Moderne Bühnenformen
Vor allem seit dem zweiten Weltkrieg lassen sich Tendenzen zur Abwendung von der Guckkastenbühne feststellen, was etwa in der thrust stage, einer ins Publikum vorspringenden Bühne (ähnlich wieder der elisabethanischen Bühne) seine Ausprägung findet.
Kabuki-Theater
Eine besondere Form der Bühne stellt das japanische Kabuki-Theater (vgl. Balme, S. 138) mit seinem so genannten, Blumenweg‘ (hanamichi) dar. Dieses verläuft durch das ganze Theater und ermöglicht ein Spiel der Darsteller mitten im Zuschauerraum. Auch wenn diese Verlängerung der Hauptbühne in den Zuschauerraum hinein seit seiner Einführung im 18. Jahrhundert einigen architektonischen Veränderungen unterlag, blieb das Grundprinzip, nämlich die Überwindung der Rampe, erhalten.
Arenabühne
Auch Arenabühnen, bei denen sich der Spiel-Platz inmitten der Zuschauer befindet (einen Vorhang gibt es nicht) in Anlehnung an die Theater der Antike sind hier zu nennen. Eine Kombination dieser Bühnenformen bietet zum Beispiel das National Theatre in London (eröffnet 1976). The Olivier (benannt nach Sir Laurence Olivier, dem höchstdekorierten englischen Schauspieler des 20. Jahrhunderts) hat eine ausladende offene thrust stage in einem Auditorium mit zwei Balkonen, das 1.160 Zuschauer fasst. The Lyttelton mit proscenium arch (und Vorhang) und konventionellem Sitzplan für 895 Zuschauer präsentiert sich eher traditionell. The Cottesloe ist ein Studiotheater für 200–400 Zuschauer, ein kleiner, frei gestaltbarer Raum, der es im äußersten Fall erlaubt, die Distanz zwischen Bühne und Auditorium ganz aufzuheben.

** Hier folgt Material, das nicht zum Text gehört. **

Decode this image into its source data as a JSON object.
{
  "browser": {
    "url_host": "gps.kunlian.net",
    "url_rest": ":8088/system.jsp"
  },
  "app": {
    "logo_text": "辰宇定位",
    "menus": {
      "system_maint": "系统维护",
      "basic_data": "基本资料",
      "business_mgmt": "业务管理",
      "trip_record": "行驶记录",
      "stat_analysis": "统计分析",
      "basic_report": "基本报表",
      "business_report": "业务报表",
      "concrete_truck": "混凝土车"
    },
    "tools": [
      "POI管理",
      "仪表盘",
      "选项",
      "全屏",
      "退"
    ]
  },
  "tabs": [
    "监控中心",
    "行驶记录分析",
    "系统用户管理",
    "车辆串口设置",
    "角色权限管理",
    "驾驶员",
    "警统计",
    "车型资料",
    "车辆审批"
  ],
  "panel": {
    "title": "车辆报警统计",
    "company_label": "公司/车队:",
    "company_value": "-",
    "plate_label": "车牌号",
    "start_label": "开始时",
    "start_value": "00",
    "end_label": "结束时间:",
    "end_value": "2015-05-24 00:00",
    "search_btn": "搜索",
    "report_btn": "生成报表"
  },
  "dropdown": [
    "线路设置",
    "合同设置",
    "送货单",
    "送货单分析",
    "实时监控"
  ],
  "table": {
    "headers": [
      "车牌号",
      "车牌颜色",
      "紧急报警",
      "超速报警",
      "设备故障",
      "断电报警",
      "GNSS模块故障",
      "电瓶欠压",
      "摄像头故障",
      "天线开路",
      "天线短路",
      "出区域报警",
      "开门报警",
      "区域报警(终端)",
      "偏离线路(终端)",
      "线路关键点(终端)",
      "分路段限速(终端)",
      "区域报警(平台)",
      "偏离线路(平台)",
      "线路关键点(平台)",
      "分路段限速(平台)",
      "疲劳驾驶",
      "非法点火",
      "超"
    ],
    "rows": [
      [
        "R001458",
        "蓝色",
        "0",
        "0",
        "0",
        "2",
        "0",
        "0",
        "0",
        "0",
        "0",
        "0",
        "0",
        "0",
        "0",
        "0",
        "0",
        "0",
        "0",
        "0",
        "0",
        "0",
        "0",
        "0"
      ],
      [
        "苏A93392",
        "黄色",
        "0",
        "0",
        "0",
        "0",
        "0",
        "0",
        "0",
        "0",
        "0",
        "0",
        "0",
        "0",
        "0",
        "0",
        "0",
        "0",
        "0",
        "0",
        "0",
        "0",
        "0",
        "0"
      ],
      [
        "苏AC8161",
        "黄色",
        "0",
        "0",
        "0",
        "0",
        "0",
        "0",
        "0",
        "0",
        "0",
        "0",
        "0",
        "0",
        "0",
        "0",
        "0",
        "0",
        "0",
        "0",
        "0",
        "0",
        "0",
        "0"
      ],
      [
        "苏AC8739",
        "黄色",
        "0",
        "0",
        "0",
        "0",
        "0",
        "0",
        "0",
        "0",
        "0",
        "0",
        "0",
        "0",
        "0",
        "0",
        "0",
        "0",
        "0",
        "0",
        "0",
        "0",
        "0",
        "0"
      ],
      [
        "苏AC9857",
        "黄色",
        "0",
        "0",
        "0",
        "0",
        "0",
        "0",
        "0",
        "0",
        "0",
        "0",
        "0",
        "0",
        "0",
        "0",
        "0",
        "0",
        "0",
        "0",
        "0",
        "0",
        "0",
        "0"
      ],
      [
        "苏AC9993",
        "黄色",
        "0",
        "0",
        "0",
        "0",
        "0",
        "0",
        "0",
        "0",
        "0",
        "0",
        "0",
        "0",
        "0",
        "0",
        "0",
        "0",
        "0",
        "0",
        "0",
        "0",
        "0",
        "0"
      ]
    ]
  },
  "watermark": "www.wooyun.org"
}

Neben ausdrücklichen Theaterbauten gab es freilich seit jeher auch nur vorübergehend für Theater genutzte Bauten wie Gasthäuser oder Sporthallen. Vor allem im experimentellen Theater werden andere Räume mit bewusster Bedeutung tragender Absicht für Dramenaufführungen verwendet. Als Beispiel sei erwähnt Peter Brooks Inszenierung von Shakespeares Timon of Athens im Théâtre des Bouffes du Nord in Paris (1975), einem ehemaligen Bahnhof, oder Ariane Mnouchkines Théâtre du Soleil, das in einer aufgelassenen Pappe-Fabrik spielte.